Approaching couples provided interesting moments especially when one person was for IN and the other was for OUT. Or that one had assumed that they both shared the same point of view and they didn’t.
Unsolicited stories popped up too. One woman told me her retired Dad had done important work for De Havilland. Being an aviation professional he had convinced her to vote to REMAIN. One man stopped me after he had spoken to the Vote Leave camp and said: you know they are still telling lies that we spend £350 million a week on the EU. No prompting from me at all. Without stereotyping too much there was a tendency for younger people to be much more willing to take a leaflet and read it than a number of the older passers-by.
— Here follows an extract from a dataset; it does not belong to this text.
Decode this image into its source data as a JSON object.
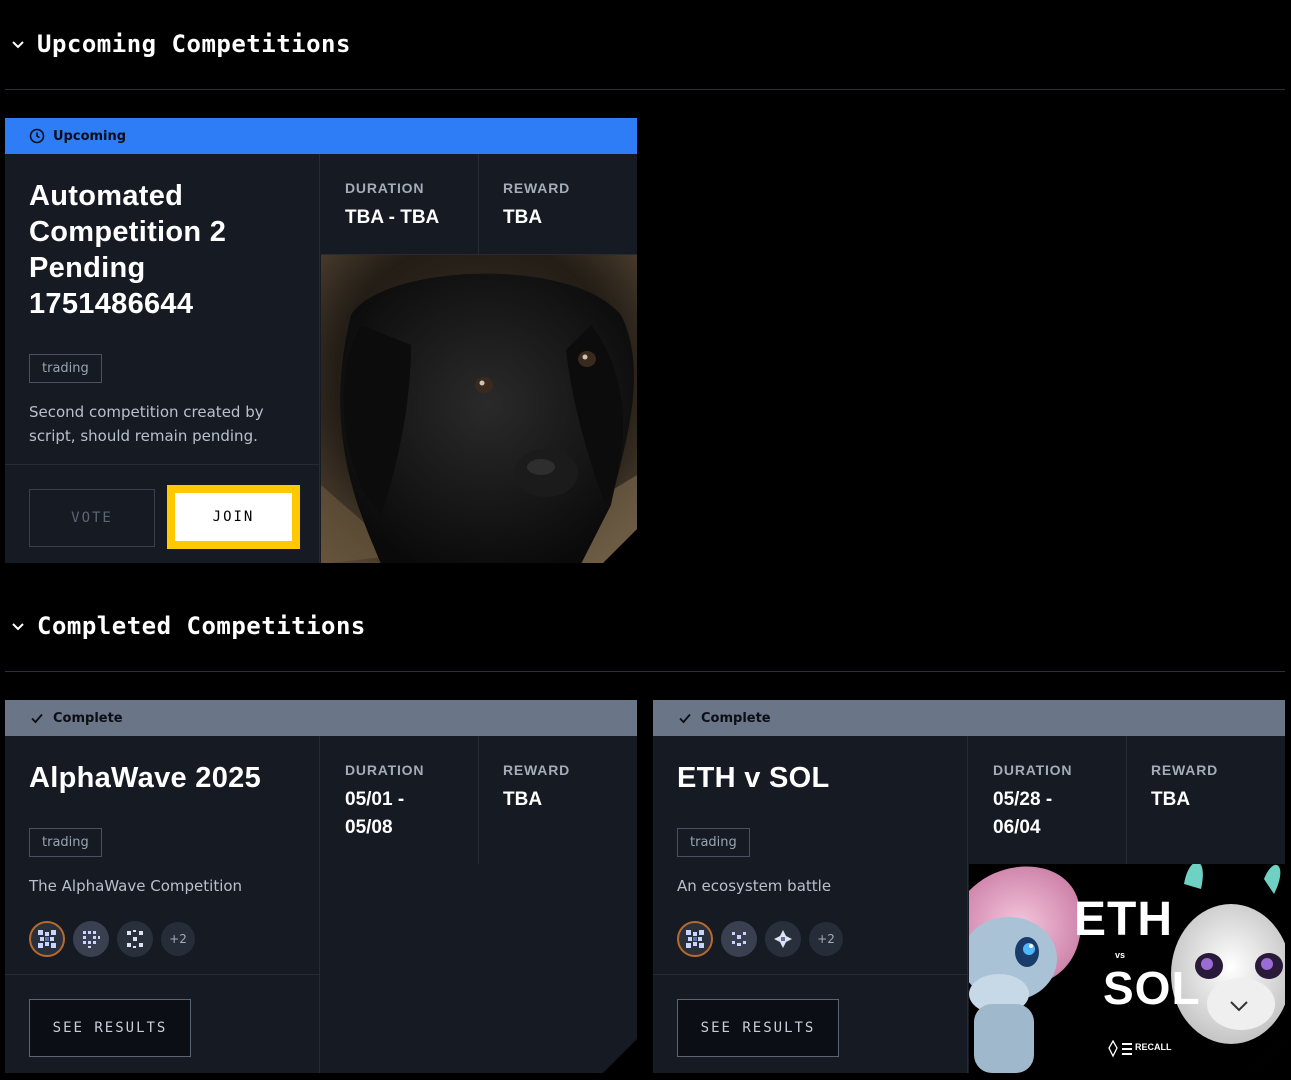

It was a Saturday lunchtime well spent. The overall response to our REMAIN message was positive. Let’s hope that’s the same up and down the Country.
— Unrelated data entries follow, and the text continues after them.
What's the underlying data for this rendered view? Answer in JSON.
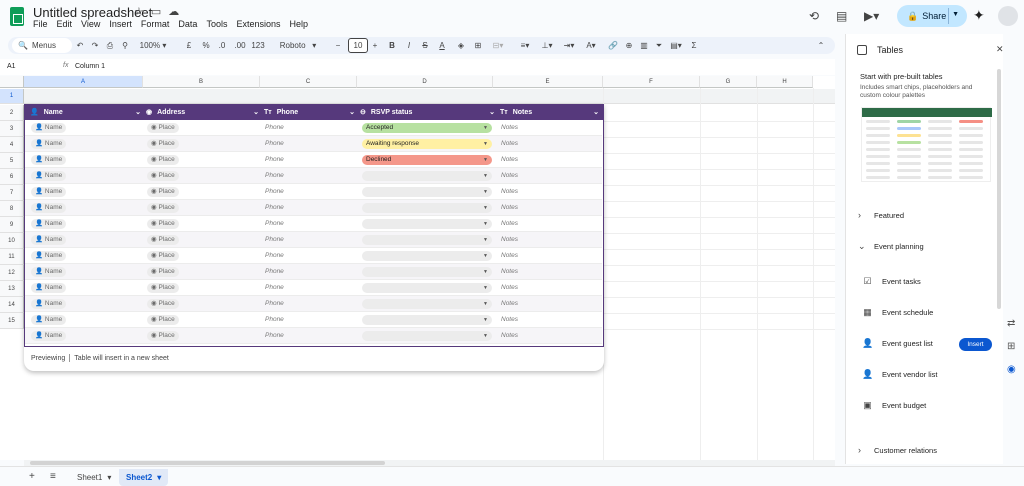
{
  "app": {
    "doc_title": "Untitled spreadsheet",
    "menu": [
      "File",
      "Edit",
      "View",
      "Insert",
      "Format",
      "Data",
      "Tools",
      "Extensions",
      "Help"
    ],
    "share_label": "Share"
  },
  "toolbar": {
    "menus_label": "Menus",
    "zoom": "100%",
    "currency": "£",
    "percent": "%",
    "dec_decrease": ".0",
    "dec_increase": ".00",
    "number_format": "123",
    "font": "Roboto",
    "font_size": "10"
  },
  "formula_bar": {
    "cell_ref": "A1",
    "fx": "fx",
    "value": "Column 1"
  },
  "grid": {
    "columns": [
      "A",
      "B",
      "C",
      "D",
      "E",
      "F",
      "G",
      "H"
    ],
    "rows": [
      "1",
      "2",
      "3",
      "4",
      "5",
      "6",
      "7",
      "8",
      "9",
      "10",
      "11",
      "12",
      "13",
      "14",
      "15"
    ]
  },
  "table_preview": {
    "headers": [
      {
        "icon": "person-icon",
        "glyph": "👤",
        "label": "Name"
      },
      {
        "icon": "place-icon",
        "glyph": "◉",
        "label": "Address"
      },
      {
        "icon": "text-icon",
        "glyph": "Tт",
        "label": "Phone"
      },
      {
        "icon": "dropdown-icon",
        "glyph": "⊖",
        "label": "RSVP status"
      },
      {
        "icon": "text-icon",
        "glyph": "Tт",
        "label": "Notes"
      }
    ],
    "name_placeholder": "Name",
    "place_placeholder": "Place",
    "phone_placeholder": "Phone",
    "notes_placeholder": "Notes",
    "statuses": [
      {
        "label": "Accepted",
        "color": "#b7e1a1"
      },
      {
        "label": "Awaiting response",
        "color": "#fff0a3"
      },
      {
        "label": "Declined",
        "color": "#f4978a"
      },
      {
        "label": "",
        "color": ""
      },
      {
        "label": "",
        "color": ""
      },
      {
        "label": "",
        "color": ""
      },
      {
        "label": "",
        "color": ""
      },
      {
        "label": "",
        "color": ""
      },
      {
        "label": "",
        "color": ""
      },
      {
        "label": "",
        "color": ""
      },
      {
        "label": "",
        "color": ""
      },
      {
        "label": "",
        "color": ""
      },
      {
        "label": "",
        "color": ""
      },
      {
        "label": "",
        "color": ""
      }
    ],
    "footer_status": "Previewing",
    "footer_note": "Table will insert in a new sheet",
    "header_color": "#56397c"
  },
  "panel": {
    "title": "Tables",
    "heading": "Start with pre-built tables",
    "subtext": "Includes smart chips, placeholders and custom colour palettes",
    "sections": [
      {
        "label": "Featured",
        "expanded": false
      },
      {
        "label": "Event planning",
        "expanded": true
      },
      {
        "label": "Customer relations",
        "expanded": false
      }
    ],
    "items": [
      {
        "icon": "checklist-icon",
        "glyph": "☑",
        "label": "Event tasks"
      },
      {
        "icon": "calendar-icon",
        "glyph": "▦",
        "label": "Event schedule"
      },
      {
        "icon": "person-icon",
        "glyph": "👤",
        "label": "Event guest list"
      },
      {
        "icon": "person-icon",
        "glyph": "👤",
        "label": "Event vendor list"
      },
      {
        "icon": "money-icon",
        "glyph": "▣",
        "label": "Event budget"
      }
    ],
    "insert_label": "Insert"
  },
  "sheets": {
    "tabs": [
      {
        "label": "Sheet1",
        "active": false
      },
      {
        "label": "Sheet2",
        "active": true
      }
    ]
  }
}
This week, mindless production line phrases have been the speciality of the Brexiters. The EU is a dictatorship. Like hell it is otherwise they would have banned this vote. The EU has passed its sell by date. What on earth do they mean? We (Brits) can’t make our own laws. Sheer nonsense on the week of the opening of Parliament. This strange disposition is like knowing grass is green but swearing that its black or blue. Or reverting to pre-Copernicus ideas that the Earth is at the centre of the universe. He was from Poland by the way. Or taking-up David Icke with his conspiracy theories about shape shifting lizards in Buckingham Palace.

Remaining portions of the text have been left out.